Sun Storm by Åsa Larsson
When a body is discovered in her hometown, a young lawyer is called home to northern Sweden, only to become trapped in a web of betrayal, religious fanaticism, and death. Like Salander, Rebecka Martinsson is a strong but troubled lead female character. Åsa Larsson uses psychological insight to reveal her characters and builds to a violent, explosive ending that Stieg Larsson fans will love.

Also by Stieg Larsson:

The Girl Who Played with Fire
Millennium, the magazine Blomkvist publishes, is about to do a story exposing the Swedish sex-trafficking trade when the authors of the story are both murdered, and Salander’s fingerprints are found on the gun. Larsson jumps between Blomkvist’s attempts to investigate the murder (and, he hopes, prove Salander’s innocence) and Salander’s own efforts to tie the killings to her past.

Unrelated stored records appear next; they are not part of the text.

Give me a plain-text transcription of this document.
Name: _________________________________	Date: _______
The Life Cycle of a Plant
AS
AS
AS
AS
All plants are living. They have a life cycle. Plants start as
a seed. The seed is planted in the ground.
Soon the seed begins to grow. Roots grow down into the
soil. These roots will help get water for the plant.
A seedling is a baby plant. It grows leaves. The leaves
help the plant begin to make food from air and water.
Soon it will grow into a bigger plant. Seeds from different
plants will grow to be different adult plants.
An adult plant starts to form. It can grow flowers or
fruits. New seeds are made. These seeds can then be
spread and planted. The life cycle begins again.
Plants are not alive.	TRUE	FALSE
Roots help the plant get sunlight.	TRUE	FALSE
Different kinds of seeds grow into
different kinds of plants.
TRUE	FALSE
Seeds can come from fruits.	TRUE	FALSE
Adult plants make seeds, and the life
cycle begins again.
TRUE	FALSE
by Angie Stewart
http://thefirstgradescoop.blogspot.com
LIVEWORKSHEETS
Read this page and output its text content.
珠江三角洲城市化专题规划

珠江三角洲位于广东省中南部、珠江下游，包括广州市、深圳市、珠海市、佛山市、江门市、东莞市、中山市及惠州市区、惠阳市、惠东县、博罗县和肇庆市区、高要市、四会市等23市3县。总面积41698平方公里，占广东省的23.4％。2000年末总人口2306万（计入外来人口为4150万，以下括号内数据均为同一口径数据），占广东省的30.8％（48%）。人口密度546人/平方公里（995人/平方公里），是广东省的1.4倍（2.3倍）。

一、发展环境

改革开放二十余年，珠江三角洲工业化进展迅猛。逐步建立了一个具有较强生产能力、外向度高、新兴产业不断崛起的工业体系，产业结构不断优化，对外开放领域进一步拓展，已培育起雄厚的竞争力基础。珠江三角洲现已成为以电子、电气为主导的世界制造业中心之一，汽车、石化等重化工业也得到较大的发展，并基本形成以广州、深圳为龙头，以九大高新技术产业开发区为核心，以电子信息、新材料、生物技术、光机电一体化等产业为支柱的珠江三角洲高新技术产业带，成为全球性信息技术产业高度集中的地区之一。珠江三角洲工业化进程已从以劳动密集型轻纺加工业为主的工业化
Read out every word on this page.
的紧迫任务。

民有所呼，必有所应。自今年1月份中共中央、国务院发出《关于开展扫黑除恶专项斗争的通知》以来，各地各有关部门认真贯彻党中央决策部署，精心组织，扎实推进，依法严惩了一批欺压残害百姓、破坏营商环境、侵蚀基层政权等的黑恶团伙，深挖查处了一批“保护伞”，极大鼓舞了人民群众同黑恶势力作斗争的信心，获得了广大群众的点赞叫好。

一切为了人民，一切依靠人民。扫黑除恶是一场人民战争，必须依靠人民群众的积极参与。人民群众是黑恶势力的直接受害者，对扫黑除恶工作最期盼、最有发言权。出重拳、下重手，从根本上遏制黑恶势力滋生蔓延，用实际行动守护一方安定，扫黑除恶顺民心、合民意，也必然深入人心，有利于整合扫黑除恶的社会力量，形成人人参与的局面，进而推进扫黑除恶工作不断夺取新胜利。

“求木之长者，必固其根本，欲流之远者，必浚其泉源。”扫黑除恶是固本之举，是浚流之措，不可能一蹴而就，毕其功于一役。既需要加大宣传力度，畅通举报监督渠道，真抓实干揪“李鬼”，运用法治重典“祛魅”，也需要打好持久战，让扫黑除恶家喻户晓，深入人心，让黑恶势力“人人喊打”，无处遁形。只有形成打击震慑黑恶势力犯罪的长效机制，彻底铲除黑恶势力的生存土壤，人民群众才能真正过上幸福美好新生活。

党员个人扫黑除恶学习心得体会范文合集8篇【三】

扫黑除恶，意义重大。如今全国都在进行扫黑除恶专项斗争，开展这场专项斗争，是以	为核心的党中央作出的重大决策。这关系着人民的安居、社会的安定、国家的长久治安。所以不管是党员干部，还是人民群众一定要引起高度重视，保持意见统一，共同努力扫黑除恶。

The Girl Who Kicked the Hornet’s Nest
Blomkvist again sets out to prove Salander innocent of murder. To do so he must expose a decades-old conspiracy within the Swedish secret service that has resulted in, among other travesties, a lifetime of abuse for Salander, whose very life threatens to expose the deadly charade. Larsson amps up the suspense and adds great courtroom drama to the trilogy’s stunning conclusion.

About Stieg Larsson - A leading expert on right-wing extremist organizations, Stieg Larsson was the editor-in-chief of an anti-racist magazine called Expo. He died in 2004. The Girl with the Dragon Tattoo was made into a film in Sweden in 2009, and an American version is set to be released in 2012.